With the news of Reuben Foster being claimed off waivers less than 48 hours after being cut by the San Fransisco 49ers for repeated domestic violence accusations and an arrest, one question remains: Is there no room for a conscience when it comes to sports, and specifically football?
Foster is far from the first, and undoubtably won’t be the last athlete to find a new team to take a chance on him amidst run-ins with the law. But what makes these teams so willing to risk their reputations on such questionable personalities?
Some will state the sad but obvious truth: talented people get treated differently and get special treatment. That’s not only in the sports world, but in today’s culture as a whole.
No matter how much trouble they get in, typically there will always be a spot for someone who can make an impact on somebody’s bottom dollar.

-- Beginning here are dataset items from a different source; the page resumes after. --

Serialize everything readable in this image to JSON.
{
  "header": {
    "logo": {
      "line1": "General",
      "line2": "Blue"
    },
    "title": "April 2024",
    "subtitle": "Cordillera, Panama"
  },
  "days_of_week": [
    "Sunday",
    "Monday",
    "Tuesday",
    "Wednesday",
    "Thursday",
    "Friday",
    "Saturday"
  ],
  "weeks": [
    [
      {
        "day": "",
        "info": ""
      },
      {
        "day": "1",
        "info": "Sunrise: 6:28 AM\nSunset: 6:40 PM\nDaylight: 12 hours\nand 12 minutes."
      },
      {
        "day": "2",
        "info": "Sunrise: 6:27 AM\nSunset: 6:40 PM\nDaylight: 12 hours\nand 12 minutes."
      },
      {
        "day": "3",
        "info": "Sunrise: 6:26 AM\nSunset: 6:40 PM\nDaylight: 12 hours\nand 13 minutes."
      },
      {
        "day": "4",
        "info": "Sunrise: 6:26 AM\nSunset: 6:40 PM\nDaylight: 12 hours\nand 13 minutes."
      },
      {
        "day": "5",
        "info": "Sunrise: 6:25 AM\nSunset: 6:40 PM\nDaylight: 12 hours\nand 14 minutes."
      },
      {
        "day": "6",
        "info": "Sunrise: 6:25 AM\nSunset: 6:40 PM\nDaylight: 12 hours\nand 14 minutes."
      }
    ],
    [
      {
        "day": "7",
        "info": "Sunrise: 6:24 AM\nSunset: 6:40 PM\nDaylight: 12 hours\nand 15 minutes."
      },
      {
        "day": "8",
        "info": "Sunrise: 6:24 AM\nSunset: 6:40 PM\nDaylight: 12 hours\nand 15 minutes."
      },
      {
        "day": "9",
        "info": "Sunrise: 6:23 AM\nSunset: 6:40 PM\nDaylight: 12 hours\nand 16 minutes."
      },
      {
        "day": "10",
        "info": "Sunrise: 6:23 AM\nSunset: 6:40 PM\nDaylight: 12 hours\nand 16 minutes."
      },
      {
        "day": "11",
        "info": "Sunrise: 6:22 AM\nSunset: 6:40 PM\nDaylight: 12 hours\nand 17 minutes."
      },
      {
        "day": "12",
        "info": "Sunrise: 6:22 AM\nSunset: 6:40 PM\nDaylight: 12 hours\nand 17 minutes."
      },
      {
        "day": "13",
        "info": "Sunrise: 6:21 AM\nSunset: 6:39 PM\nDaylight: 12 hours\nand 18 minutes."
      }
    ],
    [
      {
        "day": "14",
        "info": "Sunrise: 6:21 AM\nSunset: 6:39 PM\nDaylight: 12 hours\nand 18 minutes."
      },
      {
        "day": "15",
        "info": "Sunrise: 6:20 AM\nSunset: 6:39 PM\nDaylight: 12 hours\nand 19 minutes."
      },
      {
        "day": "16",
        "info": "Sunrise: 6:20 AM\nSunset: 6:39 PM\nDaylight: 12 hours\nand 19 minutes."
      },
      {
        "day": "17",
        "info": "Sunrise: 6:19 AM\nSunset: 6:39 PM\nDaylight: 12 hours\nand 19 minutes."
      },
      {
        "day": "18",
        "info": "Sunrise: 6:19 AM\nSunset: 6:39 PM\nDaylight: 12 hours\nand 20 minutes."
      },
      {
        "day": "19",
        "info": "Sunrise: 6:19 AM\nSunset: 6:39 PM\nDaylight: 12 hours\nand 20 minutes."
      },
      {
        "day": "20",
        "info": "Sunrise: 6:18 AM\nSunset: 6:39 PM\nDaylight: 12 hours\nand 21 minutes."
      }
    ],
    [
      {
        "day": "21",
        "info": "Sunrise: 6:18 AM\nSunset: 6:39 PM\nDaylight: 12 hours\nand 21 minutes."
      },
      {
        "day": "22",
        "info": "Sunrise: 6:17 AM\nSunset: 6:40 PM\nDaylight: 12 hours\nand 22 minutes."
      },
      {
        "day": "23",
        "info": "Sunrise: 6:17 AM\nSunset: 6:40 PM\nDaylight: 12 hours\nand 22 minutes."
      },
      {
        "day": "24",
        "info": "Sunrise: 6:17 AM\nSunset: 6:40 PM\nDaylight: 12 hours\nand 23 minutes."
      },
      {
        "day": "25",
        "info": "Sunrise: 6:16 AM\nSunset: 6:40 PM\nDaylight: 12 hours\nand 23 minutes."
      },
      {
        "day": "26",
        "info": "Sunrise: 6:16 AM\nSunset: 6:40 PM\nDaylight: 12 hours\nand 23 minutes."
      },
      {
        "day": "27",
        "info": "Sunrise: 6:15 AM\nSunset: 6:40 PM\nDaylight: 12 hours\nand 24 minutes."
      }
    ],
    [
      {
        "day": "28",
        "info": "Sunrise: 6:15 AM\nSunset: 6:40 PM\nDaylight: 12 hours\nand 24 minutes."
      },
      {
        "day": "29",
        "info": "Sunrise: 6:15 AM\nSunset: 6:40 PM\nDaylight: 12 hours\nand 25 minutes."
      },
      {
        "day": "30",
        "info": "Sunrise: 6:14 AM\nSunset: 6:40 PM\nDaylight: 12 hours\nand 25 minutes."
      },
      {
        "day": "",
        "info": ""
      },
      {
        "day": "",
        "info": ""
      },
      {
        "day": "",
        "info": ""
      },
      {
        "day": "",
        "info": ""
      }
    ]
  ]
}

Turning back to sports and particularly the NFL, we see this seemingly every year with completely different circumstances such as Greg Hardy, Josh Gordon, Michael Kendricks, and now with Foster.
On the flip side, however, an argument could be made that there is a conscience when it comes to talented players, and the most recent example came in the form of Ray Rice. That entire saga effectively put a nail in the coffin for his career. Some would say that is for the best.
I don’t necessarily stand on one side or the other in that argument, because immediately after everything was finished, I had another troubling thought.
Rice’s now former team the Baltimore Ravens seemed like they would’ve kept him on the team after the initial information was released to the public. What forced their hand to distance themselves from the pro bowl RB was the elevator surveillance video that showed Rice punching his wife unconscious and dragging her out.
So while some would argue that there is some kind of conscious because he was never was able to recover in the court of public opinion, what if that footage was never released?
Would Rice’s situation been nothing more than another headline flashing along the bottom of the ESPN ticker, only to be essentially forgotten soon after?
So back to my original question: Is there a conscience in football?
The answer, like most others, isn’t black and white no matter who you are. Everyone has their own set of rules that they go by. What’s the crime/allegation? How important are they to the team? What was the punishment for the last person? How does this effect the brand of whoever’s cutting their checks?
All these questions are analyzed and determined but one important one is often, if not always, overlooked: If they were an average, “normal” person in the same situation, what would happen?